Maybe all of this could have been salvaged by solid performances, but they're nowhere to be found. Every single line delivery is so overwrought or monotone as to be physically painful. No one is reacting to anything being said to them, as if they only got their lines minutes before Harris called "Action!". Dillahunt is especially bad, mutating his naturally distinct manner of speech into something truly baffling. There are many long, hard stares, yet all feel weightless. The only one ever having fun is Elizabeth Mitchell as Lincoln's wife, Jolene, but even then, most of her performance is as bland as everyone else's. Given their inability to convey all but the most explicit emotions, any possibility of nuance is lost. As such, every character is flat as a board, with about as much charisma. Such a broad failure is only possible in concert with poor directing, as it arises from a dramatic miscalculation in how to maintain an even tone.

The warning signs were there from the very beginning.
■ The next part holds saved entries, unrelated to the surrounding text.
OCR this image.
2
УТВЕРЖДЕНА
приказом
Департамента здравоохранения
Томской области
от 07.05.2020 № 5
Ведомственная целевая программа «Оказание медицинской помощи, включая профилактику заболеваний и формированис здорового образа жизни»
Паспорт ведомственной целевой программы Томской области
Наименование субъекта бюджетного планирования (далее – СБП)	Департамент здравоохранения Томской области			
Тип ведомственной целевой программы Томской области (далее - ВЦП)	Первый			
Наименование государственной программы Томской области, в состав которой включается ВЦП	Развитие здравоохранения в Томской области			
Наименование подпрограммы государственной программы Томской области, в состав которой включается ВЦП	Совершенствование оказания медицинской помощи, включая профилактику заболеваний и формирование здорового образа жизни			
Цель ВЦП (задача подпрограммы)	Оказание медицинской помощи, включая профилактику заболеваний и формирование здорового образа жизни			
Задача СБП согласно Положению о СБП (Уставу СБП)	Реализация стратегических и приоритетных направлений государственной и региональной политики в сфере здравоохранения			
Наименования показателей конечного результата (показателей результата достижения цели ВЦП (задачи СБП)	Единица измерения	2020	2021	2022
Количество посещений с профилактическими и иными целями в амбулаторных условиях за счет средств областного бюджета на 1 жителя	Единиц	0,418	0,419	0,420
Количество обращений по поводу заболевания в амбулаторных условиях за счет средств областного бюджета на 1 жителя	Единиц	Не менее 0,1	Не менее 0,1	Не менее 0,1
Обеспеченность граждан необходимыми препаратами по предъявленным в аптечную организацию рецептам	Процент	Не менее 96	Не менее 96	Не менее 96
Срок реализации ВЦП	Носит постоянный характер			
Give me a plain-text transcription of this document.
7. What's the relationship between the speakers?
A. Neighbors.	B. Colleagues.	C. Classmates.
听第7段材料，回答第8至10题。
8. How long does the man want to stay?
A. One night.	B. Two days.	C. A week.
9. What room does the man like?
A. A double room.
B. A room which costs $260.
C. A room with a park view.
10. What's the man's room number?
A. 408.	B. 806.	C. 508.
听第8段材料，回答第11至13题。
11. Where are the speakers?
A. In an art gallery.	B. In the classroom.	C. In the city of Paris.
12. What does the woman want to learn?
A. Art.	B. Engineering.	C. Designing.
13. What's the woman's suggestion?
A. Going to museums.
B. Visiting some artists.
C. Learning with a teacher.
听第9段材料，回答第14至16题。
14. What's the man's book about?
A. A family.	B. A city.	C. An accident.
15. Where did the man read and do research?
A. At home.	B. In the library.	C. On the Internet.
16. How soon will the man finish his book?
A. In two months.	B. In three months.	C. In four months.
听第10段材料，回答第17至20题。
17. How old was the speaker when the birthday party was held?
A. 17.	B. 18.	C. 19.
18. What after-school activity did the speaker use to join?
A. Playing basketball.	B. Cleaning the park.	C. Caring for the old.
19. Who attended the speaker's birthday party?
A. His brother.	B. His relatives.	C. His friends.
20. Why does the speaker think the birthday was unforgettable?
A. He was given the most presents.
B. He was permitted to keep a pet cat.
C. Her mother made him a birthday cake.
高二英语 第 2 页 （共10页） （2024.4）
The images are poorly lit and the colors washed out, especially in the outdoor scenes (never mind after dark). Shots are occasionally out of focus in ways that appear to be mistakes, and when it is deliberate, they add and say nothing. The camerawork is unimaginative. Worst of all is the score. Composer Cory Perschbacher crafted a terminally generic, droning carpet of sound that never really changes, always invoking a cool wind. And as is common in indie flicks, it's severely overused. It lurks underneath most scenes, exhausting your ears with its insistence that what's happening is Very Important. Additionally, the same track often bridges scenes, causing them to blend together and stomping on the chance to land a dramatic beat. It rarely adds any emotion to the scene we're watching, and even clumsily clashes with a few.
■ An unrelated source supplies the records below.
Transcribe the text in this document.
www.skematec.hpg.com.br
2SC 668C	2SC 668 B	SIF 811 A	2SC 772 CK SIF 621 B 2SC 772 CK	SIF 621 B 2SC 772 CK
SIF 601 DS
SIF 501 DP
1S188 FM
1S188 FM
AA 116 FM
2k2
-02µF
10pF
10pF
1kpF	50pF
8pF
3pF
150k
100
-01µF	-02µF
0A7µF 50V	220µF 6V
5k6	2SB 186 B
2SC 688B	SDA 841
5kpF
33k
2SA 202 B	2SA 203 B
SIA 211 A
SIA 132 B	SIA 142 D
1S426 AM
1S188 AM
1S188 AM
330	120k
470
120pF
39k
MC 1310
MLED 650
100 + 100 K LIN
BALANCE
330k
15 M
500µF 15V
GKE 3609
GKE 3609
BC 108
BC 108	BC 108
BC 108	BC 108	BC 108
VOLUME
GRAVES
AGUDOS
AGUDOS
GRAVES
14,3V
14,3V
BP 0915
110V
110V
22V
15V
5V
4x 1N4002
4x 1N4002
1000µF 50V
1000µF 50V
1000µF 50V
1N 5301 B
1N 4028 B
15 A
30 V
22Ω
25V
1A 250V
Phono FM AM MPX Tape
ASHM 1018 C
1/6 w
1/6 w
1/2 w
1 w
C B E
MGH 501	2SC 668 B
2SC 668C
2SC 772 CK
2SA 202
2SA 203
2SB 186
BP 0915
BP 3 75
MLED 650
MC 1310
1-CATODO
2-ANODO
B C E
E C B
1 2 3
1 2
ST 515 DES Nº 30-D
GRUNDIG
Underneath it all, the story is pretty solid, but its expression is ruined by miscalculations at so many levels. Even its eventual resolution lands with a resounding thud as it fumbles (or just plain forgets) its explanation, although you can take some educated guesses and land close to the intention of the source material. If an adaptation fails to stand alone, a decent consolation prize is drumming up enough interest in the story that viewers are inspired to pick up the novel. But when the plot is without hooks, when the characters inspire no strong emotion despite their own heightened ones, and when you must strain to find traces of artistic intent in the finished work, audiences are far more likely to forget about it the moment they leave the theater.